Happy woman listening music in the forest in autumn time
Salute

Dalla musica un aiuto contro l’epilessia

Il cervello reagisce in modo differente all’ascolto di musica nei soggetti affetti dalla patologia. Può essere un supporto ai normali metodi di cura

“Riteniamo che la musica potrebbe essere usata per aiutare le persone che soffrono di epilessia”. Lo sostiene Christine Charyton, assistente professore di neurologia all’Ohio State University Wexner Medical Center: l’affermazione è avvalorata dai risultati di uno studio condotto dal suo team di ricerca su soggetti affetti dalla patologia. Gli studiosi hanno notato che in queste persone il cervello reagisce in modo differente agli stimoli musicali da quello di chi non ha la malattia, in particolare le onde cerebrali si “sincronizzano” con la musica ascoltata.

La scoperta potrebbe portare allo sviluppo di nuovi metodi di cura e prevenzione per le crisi epilettiche.
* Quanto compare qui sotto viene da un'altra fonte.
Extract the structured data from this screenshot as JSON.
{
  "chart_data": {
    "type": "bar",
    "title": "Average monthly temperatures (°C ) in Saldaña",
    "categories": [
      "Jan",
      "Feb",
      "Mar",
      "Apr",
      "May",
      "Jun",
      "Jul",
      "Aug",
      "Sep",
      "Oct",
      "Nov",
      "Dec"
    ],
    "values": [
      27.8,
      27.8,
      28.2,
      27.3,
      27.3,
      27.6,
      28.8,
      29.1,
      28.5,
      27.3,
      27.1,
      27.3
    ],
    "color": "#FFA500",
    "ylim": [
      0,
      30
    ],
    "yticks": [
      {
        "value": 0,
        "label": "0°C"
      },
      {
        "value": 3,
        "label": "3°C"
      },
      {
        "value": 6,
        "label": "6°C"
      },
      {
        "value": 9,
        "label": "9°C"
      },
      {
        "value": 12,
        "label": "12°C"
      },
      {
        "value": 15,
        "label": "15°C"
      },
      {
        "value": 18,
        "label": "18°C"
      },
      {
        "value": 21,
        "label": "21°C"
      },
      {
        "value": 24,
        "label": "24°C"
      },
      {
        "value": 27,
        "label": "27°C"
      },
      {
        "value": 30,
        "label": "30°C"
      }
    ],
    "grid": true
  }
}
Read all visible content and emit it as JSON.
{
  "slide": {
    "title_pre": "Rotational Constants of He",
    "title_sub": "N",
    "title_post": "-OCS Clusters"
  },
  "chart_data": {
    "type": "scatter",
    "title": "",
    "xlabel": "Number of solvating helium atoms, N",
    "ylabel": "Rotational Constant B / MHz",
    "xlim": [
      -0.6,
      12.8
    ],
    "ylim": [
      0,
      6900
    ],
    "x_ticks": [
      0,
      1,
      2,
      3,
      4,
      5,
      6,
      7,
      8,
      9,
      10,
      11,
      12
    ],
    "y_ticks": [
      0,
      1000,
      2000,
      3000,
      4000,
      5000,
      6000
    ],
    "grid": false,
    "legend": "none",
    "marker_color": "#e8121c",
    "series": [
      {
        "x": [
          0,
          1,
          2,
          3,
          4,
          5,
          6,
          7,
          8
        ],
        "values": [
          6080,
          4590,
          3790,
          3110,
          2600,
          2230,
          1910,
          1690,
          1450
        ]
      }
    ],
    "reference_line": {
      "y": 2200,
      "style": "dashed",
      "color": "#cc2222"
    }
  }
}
In circa l’ottanta per cento dei casi di epilessia le convulsioni hanno origine nel lobo temporale del cervello, la stessa area che contiene la corteccia uditiva, dove sono processati gli stimoli acustici. Da qui è partita l’idea di uno studio sugli effetti della musica nei soggetti epilettici.

I ricercatori hanno analizzato i dati raccolti tramite elettroencefalogramma (EEG) su ventun persone epilettiche in cura presso la loro struttura medica durante un particolare test: ai partecipanti, mentre venivano registrate le onde cerebrali con EEG, è stato fatto ascoltare un brano di Mozart o del sassofonista John Coltrane (l’ordine dei pezzi musicali era a caso per ciascun soggetto) dopo dieci minuti di silenzio. Al termine dell’ascolto sono seguiti altri dieci minuti di silenzio e poi il brano restante, e ancora dieci minuti di silenzio.

I risultati hanno mostrato una maggiore attività delle onde cerebrali dei partecipanti durante l’ascolto della musica. Non solo. Nelle persone con epilessia si è visto che le onde cerebrali, specialmente quelle del lobo temporale, tendono a sincronizzarsi maggiormente con la musica rispetto a soggetti non colpiti dalla malattia.

“Siamo rimasti alquanto sorpresi da ciò che abbiamo osservato” ha detto la Charyton “perché avevamo ipotizzato che gli stimoli musicali potessero essere processati nel cervello in modo differente dal silenzio, ma non immaginavamo che ci fosse una tale diversità tra persone sane e quelle affette da epilessia”. Anche se l’ascolto di musica non può rimpiazzare gli attuali metodi di cura, la ricerca effettuata apre la strada a nuovi studi su come utilizzare la musica in concomitanza con le terapie per prevenire attacchi convulsivi.